Talk:Null graph

Usage of "empty graph"

To me this term is analogous to inflammable. In that famous example, the ambiguous prefix in- can either mean "causing or bringing to" or imply negation. As a result, most writers on style and usage recommend avoiding the word entirely, and using the context-appropriate one of its two (unambiguous) alternatives: flammable and non-flammable. In a similar way, my own advice to authors is to avoid the term "empty graph" entirely and use instead either "null graph" or "edgeless graph," depending on one's intent.

But although edgeless is straightforward, the term null might still be interpreted as meaning edgeless, when in fact it is intended with the stronger meaning of having zero edges and zero vertices. This doesn't happen with flammable/non-flammable, whose meanings are always unique. —Preceding unsigned comment added by 83.132.117.124 (talk) 19:18, 27 January 2010 (UTC)

But, of course, typical Wikipedia pages should be descriptive, rather than prescriptive. And since there is clearly no single, universally agreed convention on this point of terminology, I've tried in the mods I've just made to the null graph article merely to point out and clarify the range of uses actually encountered in the literature and highlight the risk of the ambiguity.—PaulTanenbaum (talk) 14:56, 14 September 2008 (UTC)

Radius and Diameter

Why is the radius of the null graph 0? And why is the diameter 0? According to the definitions in Wikipedia, the radius of the null graph is the minimum of some function, taken over an empty set. The convention in these cases is to put ${\displaystyle \infty }$ as the result. Similarly, the diameter is defined to be the maximum of some function take over an empty set. By the same convention, this should be ${\displaystyle -\infty }$. Am I wrong? Peleg (talk) 20:28, 30 November 2016 (UTC)

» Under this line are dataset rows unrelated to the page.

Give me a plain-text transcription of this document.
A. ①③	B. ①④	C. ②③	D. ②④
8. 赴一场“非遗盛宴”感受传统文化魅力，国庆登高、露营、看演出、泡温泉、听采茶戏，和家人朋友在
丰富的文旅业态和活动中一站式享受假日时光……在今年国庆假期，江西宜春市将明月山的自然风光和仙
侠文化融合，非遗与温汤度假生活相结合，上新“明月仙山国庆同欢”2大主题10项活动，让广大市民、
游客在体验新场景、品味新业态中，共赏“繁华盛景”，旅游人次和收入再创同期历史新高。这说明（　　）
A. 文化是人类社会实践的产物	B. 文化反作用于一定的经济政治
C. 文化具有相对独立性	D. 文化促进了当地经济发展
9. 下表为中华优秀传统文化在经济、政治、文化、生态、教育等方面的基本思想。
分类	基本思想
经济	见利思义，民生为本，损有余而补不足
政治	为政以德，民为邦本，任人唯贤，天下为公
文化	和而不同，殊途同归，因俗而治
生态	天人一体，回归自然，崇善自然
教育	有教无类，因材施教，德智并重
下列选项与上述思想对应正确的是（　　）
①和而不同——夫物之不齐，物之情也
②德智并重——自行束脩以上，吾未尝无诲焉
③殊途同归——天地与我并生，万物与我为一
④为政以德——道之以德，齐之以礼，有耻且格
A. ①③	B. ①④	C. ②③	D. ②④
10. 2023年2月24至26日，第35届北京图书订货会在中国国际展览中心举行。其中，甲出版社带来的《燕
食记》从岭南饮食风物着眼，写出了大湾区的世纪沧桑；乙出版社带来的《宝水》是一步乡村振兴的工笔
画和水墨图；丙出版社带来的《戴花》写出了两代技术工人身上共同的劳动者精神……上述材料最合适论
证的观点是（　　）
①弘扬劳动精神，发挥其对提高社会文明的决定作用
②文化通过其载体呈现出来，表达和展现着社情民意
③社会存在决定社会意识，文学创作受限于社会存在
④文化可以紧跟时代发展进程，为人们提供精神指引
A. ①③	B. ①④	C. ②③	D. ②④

The diameter can be defined either as a maximum (of distances between pairs of vertices) or a minimum (of numbers d such that all pairs of vertices have paths of length at most d). Similarly, the radius is either a minimum (over vertices, of the longest distance from that vertex to any other) or a maximum (over distances d such that every vertex has another vertex at distance at least d from it). I think it would be better just to leave out these two numbers, unless we get a reliable source that chooses one of these conventions for them. —David Eppstein (talk) 21:30, 30 November 2016 (UTC)